We study classical optical analogues of the transient quantum mechanical Moshinsky effect, also known as “diffraction in time”, which can be observed in the linear propagation dynamics of rectangular-shaped super-Gaussian laser pulses and beams. We find critical field gradients at the pulse fronts and beam edges, at which the Fresnel-type diffraction patterns completely fill the flat top of the super-Gaussian field profile, and their interference leads to the linear dispersive/diffractive “self-focusing” effect. We show that the dependencies of both the “self-focusing length” and the corresponding effective “gain” on the steepness of the field gradients demonstrate a tendency towards saturation. We highlight that the accuracy of quasioptical computational modeling based on the Schrödinger-type equations must always be controlled by the principal conservation laws in both ordinary space/time and the Fourier spectral domains. In particular, we demonstrate that significant Fresnel-type diffraction patterns arising in the linear dynamics of super- Gaussian pulses and beams are accompanied by their completely stationary Fourier spectral distributions calculated with an accuracy up to 8 orders of magnitude.

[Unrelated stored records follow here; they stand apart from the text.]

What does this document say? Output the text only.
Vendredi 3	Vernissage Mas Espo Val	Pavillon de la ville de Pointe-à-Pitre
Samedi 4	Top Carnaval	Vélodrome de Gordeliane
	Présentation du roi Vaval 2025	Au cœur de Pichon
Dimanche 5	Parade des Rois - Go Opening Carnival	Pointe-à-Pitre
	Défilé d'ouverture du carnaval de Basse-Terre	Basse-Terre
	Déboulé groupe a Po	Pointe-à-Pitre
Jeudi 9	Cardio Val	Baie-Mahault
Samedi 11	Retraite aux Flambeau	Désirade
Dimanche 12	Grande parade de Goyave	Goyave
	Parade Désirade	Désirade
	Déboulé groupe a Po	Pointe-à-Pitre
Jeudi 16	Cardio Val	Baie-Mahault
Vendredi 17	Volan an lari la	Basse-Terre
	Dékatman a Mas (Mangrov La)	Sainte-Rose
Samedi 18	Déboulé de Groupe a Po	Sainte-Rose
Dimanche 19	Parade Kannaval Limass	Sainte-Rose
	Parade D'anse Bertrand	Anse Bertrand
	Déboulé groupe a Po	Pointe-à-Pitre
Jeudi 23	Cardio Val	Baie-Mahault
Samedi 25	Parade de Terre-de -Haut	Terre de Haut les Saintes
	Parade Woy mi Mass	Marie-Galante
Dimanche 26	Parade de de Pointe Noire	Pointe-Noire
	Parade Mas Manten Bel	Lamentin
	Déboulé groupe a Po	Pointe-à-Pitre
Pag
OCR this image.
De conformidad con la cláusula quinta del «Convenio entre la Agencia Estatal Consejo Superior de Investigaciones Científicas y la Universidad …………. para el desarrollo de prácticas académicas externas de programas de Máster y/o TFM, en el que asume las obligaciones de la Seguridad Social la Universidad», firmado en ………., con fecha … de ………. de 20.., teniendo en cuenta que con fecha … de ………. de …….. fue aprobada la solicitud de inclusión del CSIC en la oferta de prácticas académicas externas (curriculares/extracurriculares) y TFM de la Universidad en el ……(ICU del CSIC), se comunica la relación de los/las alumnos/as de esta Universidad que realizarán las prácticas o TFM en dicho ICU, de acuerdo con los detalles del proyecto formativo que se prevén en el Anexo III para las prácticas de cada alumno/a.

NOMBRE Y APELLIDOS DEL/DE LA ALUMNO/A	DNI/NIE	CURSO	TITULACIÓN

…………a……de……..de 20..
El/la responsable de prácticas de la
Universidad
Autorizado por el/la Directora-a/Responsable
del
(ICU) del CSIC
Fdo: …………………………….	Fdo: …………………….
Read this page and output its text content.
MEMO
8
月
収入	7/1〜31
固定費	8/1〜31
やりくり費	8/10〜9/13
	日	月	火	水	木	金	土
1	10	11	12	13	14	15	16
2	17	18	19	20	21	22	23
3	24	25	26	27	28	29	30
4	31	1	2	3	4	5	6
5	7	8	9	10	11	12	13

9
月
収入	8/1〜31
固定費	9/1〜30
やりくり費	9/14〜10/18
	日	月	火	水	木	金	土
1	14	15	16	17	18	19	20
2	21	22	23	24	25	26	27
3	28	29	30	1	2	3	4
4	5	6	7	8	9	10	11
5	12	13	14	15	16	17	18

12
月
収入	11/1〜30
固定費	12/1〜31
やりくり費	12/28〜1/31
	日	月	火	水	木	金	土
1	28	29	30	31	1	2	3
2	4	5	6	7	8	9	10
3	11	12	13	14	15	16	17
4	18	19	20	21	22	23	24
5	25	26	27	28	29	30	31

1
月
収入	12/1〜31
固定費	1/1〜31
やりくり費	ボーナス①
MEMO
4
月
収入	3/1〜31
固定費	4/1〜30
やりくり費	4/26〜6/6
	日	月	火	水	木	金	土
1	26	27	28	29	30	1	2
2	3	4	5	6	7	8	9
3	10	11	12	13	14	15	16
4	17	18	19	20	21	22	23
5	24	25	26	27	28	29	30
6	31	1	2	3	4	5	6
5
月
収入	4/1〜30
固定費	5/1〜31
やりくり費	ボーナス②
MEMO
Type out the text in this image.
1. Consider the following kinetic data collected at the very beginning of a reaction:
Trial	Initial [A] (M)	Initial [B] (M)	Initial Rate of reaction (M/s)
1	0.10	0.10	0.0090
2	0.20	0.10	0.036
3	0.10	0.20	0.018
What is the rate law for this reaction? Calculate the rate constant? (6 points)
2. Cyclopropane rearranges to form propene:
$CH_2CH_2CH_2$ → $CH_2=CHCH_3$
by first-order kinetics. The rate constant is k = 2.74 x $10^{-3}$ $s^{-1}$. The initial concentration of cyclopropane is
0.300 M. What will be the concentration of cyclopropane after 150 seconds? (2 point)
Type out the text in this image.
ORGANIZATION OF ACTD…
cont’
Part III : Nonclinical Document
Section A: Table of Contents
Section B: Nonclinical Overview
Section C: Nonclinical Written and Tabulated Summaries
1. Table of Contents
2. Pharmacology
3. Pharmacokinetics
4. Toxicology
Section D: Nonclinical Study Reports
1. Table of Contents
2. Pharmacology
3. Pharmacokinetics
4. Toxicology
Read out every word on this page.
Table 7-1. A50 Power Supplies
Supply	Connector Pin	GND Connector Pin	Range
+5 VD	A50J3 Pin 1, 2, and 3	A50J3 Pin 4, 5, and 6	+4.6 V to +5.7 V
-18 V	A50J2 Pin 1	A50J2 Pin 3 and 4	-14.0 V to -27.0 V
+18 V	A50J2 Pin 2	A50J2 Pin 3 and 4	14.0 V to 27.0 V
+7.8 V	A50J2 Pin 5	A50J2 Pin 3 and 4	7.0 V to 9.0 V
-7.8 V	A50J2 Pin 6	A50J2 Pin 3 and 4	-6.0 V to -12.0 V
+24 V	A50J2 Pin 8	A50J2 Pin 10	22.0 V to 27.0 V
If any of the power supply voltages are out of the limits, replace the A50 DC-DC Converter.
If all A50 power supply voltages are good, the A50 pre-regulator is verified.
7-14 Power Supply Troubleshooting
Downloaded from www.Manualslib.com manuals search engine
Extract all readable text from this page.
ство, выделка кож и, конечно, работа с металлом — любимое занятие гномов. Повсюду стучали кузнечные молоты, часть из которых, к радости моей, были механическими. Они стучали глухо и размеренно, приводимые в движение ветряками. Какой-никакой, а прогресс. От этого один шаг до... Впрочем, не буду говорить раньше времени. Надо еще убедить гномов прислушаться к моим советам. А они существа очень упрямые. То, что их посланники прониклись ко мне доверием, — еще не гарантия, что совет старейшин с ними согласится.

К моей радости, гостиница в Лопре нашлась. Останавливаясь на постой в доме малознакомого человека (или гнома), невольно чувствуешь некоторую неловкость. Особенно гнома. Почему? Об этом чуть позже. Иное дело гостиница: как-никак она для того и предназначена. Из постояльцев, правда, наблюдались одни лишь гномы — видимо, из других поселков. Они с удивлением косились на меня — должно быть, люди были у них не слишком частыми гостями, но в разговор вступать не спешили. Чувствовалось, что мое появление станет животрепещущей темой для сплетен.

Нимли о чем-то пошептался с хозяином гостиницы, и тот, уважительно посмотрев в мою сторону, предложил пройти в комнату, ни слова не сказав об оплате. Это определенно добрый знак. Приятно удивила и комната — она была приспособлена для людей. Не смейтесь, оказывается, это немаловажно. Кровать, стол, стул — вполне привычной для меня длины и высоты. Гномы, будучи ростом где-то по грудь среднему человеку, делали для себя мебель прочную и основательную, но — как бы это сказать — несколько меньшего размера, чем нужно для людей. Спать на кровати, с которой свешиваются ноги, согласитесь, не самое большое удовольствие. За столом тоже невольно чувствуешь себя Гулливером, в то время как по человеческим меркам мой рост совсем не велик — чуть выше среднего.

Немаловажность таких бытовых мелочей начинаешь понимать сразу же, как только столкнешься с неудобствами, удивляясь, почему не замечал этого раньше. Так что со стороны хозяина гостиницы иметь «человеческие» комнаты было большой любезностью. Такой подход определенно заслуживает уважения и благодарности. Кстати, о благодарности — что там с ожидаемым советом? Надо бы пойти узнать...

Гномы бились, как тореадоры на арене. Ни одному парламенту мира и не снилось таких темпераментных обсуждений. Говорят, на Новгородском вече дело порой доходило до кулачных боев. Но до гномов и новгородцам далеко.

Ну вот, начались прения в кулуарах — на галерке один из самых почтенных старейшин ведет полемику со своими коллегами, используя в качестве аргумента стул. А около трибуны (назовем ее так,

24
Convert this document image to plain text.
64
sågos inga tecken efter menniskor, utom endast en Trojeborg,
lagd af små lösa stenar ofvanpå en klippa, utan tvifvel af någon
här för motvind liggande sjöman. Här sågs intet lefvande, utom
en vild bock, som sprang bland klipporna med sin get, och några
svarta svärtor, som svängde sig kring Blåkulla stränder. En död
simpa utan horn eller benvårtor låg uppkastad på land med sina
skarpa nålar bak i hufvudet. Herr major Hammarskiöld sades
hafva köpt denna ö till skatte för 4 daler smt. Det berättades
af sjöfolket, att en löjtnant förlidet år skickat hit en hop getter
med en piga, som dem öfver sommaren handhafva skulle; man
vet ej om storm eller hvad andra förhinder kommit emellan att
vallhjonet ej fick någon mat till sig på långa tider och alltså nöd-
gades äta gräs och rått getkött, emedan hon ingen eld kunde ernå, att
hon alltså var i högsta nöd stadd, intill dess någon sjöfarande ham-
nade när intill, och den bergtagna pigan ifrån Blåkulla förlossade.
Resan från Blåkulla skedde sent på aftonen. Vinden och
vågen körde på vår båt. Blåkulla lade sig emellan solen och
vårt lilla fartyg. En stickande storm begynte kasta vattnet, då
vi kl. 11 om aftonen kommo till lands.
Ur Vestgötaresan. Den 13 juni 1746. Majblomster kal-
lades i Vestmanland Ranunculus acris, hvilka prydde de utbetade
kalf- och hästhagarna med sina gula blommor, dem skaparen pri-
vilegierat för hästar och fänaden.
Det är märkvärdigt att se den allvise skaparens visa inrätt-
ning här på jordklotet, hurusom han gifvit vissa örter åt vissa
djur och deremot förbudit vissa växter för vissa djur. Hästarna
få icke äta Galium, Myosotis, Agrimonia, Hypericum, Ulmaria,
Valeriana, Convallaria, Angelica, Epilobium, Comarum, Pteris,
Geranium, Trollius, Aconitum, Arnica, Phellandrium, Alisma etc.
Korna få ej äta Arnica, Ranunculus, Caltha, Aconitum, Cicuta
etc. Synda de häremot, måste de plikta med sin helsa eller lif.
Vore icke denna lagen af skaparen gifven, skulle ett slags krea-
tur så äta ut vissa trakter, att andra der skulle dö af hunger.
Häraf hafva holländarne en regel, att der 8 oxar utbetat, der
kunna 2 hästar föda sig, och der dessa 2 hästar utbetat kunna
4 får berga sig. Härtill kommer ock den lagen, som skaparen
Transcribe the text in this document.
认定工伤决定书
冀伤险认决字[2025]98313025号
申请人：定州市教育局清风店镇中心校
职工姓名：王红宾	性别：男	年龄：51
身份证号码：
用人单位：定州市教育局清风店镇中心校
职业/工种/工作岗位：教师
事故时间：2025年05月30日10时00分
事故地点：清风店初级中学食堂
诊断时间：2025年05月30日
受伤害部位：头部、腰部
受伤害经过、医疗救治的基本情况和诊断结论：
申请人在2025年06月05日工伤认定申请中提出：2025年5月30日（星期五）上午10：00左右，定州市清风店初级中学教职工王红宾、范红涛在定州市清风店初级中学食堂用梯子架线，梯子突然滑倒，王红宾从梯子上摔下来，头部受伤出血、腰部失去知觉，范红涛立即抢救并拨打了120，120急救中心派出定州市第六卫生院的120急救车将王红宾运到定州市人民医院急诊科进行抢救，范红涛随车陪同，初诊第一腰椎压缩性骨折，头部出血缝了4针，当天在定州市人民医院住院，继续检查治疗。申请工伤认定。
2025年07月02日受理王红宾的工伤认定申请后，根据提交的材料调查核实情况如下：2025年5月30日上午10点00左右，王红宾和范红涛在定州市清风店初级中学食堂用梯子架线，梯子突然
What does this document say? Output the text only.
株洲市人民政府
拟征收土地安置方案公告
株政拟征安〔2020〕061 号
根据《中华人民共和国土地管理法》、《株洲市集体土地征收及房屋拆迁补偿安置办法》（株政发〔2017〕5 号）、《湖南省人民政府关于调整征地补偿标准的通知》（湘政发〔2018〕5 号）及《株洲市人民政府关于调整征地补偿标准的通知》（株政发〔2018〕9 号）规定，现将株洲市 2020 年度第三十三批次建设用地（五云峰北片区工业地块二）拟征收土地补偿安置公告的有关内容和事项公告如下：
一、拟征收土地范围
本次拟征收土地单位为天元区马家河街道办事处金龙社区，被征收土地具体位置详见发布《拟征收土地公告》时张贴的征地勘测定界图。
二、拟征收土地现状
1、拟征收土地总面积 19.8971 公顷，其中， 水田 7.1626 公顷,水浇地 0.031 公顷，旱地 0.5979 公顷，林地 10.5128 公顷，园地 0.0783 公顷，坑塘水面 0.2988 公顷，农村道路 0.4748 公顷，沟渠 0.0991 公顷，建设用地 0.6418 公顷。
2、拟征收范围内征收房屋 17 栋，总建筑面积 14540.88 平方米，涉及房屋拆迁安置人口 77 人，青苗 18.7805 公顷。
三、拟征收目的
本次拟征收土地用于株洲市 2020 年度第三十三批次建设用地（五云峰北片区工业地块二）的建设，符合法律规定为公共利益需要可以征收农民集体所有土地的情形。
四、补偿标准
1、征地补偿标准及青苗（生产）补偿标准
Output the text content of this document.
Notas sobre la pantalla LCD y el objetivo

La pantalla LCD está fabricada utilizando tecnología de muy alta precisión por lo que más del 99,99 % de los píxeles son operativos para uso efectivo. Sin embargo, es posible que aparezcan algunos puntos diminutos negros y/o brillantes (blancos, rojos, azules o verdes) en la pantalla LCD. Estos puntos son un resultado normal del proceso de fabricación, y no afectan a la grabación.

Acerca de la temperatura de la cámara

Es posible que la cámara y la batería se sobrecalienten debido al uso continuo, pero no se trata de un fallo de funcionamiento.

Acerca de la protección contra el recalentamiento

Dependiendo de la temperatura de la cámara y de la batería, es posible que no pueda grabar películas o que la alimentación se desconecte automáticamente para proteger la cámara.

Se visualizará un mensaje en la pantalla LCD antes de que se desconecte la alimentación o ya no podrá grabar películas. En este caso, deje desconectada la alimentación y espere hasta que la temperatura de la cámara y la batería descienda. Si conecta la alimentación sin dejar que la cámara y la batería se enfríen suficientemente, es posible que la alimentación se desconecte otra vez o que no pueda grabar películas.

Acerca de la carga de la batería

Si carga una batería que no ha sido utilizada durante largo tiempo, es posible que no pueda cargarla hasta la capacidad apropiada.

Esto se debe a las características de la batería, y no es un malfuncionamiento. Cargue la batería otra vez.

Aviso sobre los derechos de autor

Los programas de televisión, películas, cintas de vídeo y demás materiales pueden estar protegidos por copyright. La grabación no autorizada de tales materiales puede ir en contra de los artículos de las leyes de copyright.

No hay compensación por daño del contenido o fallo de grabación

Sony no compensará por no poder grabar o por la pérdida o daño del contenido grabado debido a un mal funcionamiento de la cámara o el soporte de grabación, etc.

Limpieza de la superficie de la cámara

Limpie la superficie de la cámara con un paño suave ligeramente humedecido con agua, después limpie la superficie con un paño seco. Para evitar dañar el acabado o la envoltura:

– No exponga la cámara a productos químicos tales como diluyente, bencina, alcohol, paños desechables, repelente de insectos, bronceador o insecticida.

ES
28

Since the considered optical analogues of the quantum-mechanical Moshinsky effect manifest themselves only at the rather small distances compared to the dispersion and diffraction lengths, we concentrate on possible experimental realizations of these features in nonautonomous systems, a typical example of which is represented by the optical fiber with group velocity dispersion decreasing along the fiber length. We reveal that dispersion-decreasing optical fibers provide a unique opportunity to slow down (“stretch”) the formation of the Moshinsky-type dispersion patterns at the flat tops of super-Gaussian pulses and even “freeze” the linear gradient interference “self-focusing” of the central parts of rectangular-shaped laser pulses.